15-minute presentation with Peter Hatch

Music Composition and Our Sense of Time

11:25am – 11:40am EST Saturday 23 Sep 2017CIGI

Common knowledge understands that musical attributes such as melodies, harmonies, and rhythms can affect our moods in a very real way. Less familiar to us is how they can warp our sense of time. We tend to think of time in terms of clocks and calendars — as regularly patterned grids dividing time into equal units. Our experience of time is actually very different than this. Time stretches and pulls in many different directions. In an immersive concert situation, our sense of time is heavily influenced by the music we’re attending to. Using examples from my own work, I will show how our senses of anticipation, memory, and contextualization come into play when listening to music and how they can shape our experience of time. This discussion will be followed with an example where the audience participates in a group performance of a short piece.

About Peter Hatch
Composer, music curator, and teacher
Peter Hatch

Peter has composed works in a large number of genres, from orchestral and chamber music to instrumental theatre, electroacoustics, and installations. Known for his interest in revitalizing the listening experience, Peter’s compositions are both heady and playful, profound and humourous. His works are performed and broadcast internationally and have been featured at festivals such as the Darmstadt Ferienkurse fur Neue Musik, Montreal’s Espaces Improbable, and the Vancouver New Music Festival as well as by organizations such as Aventa, Soundstreams, and Arraymusic.

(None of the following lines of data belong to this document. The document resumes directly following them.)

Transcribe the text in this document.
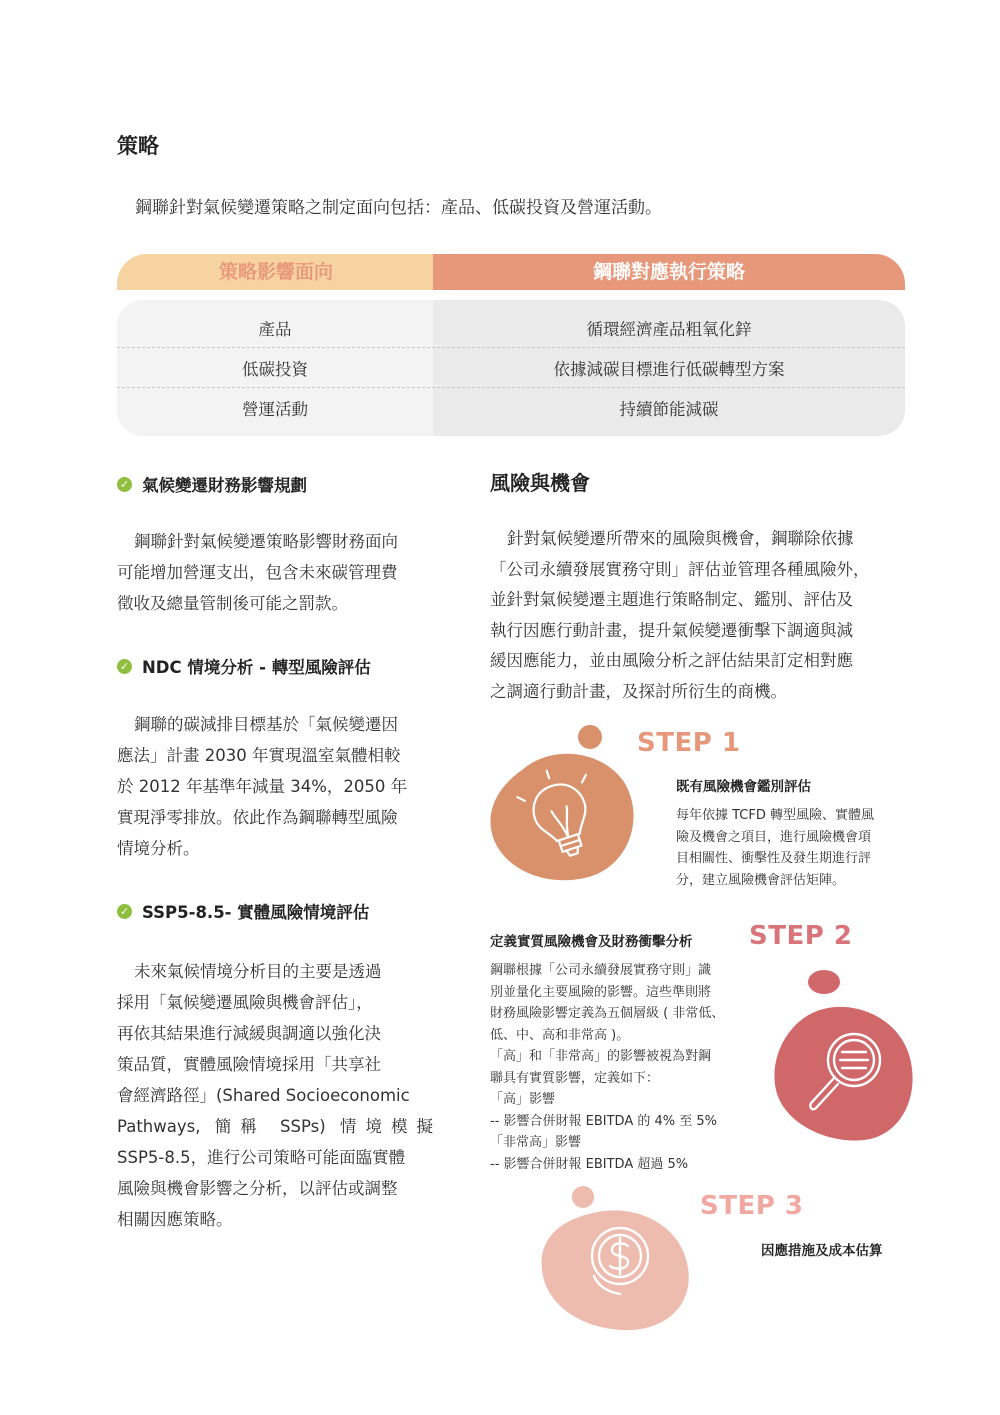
策略
鋼聯針對氣候變遷策略之制定面向包括：產品、低碳投資及營運活動。
策略影響面向	鋼聯對應執行策略
產品	循環經濟產品粗氧化鋅
低碳投資	依據減碳目標進行低碳轉型方案
營運活動	持續節能減碳
✓ 氣候變遷財務影響規劃
鋼聯針對氣候變遷策略影響財務面向
可能增加營運支出，包含未來碳管理費
徵收及總量管制後可能之罰款。
✓ NDC 情境分析 - 轉型風險評估
鋼聯的碳減排目標基於「氣候變遷因
應法」計畫 2030 年實現溫室氣體相較
於 2012 年基準年減量 34%，2050 年
實現淨零排放。依此作為鋼聯轉型風險
情境分析。
✓ SSP5-8.5- 實體風險情境評估
未來氣候情境分析目的主要是透過
採用「氣候變遷風險與機會評估」，
再依其結果進行減緩與調適以強化決
策品質，實體風險情境採用「共享社
會經濟路徑」(Shared Socioeconomic
Pathways, 簡稱 SSPs) 情境模擬
SSP5-8.5，進行公司策略可能面臨實體
風險與機會影響之分析，以評估或調整
相關因應策略。
風險與機會
針對氣候變遷所帶來的風險與機會，鋼聯除依據
「公司永續發展實務守則」評估並管理各種風險外，
並針對氣候變遷主題進行策略制定、鑑別、評估及
執行因應行動計畫，提升氣候變遷衝擊下調適與減
緩因應能力，並由風險分析之評估結果訂定相對應
之調適行動計畫，及探討所衍生的商機。
STEP 1
既有風險機會鑑別評估
每年依據 TCFD 轉型風險、實體風
險及機會之項目，進行風險機會項
目相關性、衝擊性及發生期進行評
分，建立風險機會評估矩陣。
定義實質風險機會及財務衝擊分析 STEP 2
鋼聯根據「公司永續發展實務守則」識
別並量化主要風險的影響。這些準則將
財務風險影響定義為五個層級 ( 非常低、
低、中、高和非常高 )。
「高」和「非常高」的影響被視為對鋼
聯具有實質影響，定義如下：
「高」影響
-- 影響合併財報 EBITDA 的 4% 至 5%
「非常高」影響
-- 影響合併財報 EBITDA 超過 5%
STEP 3
因應措施及成本估算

Peter incorporates theatrical and multimedia elements into many of his works, an interest that has grown from extending traditional concert music performance practices and from his many collaborations.

Beyond his compositional work, Peter has been active as the artistic director of new music ensembles and festivals. He founded NUMUS Concerts in 1985 and the Open Ears Festival of Music and Sound in 1998, two organizations that have continued to thrive in the years since their beginnings. Peter was Composer-in-Residence with the Kitchener-Waterloo Symphony from 1999 to 2003 and Arts and Culture Consultant with the Perimeter Institute for Theoretical Physics from 2011 to 2013. He is a Professor at the Faculty of Music at Wilfrid Laurier University, where he was University Research Professor for the 2006-07 academic year.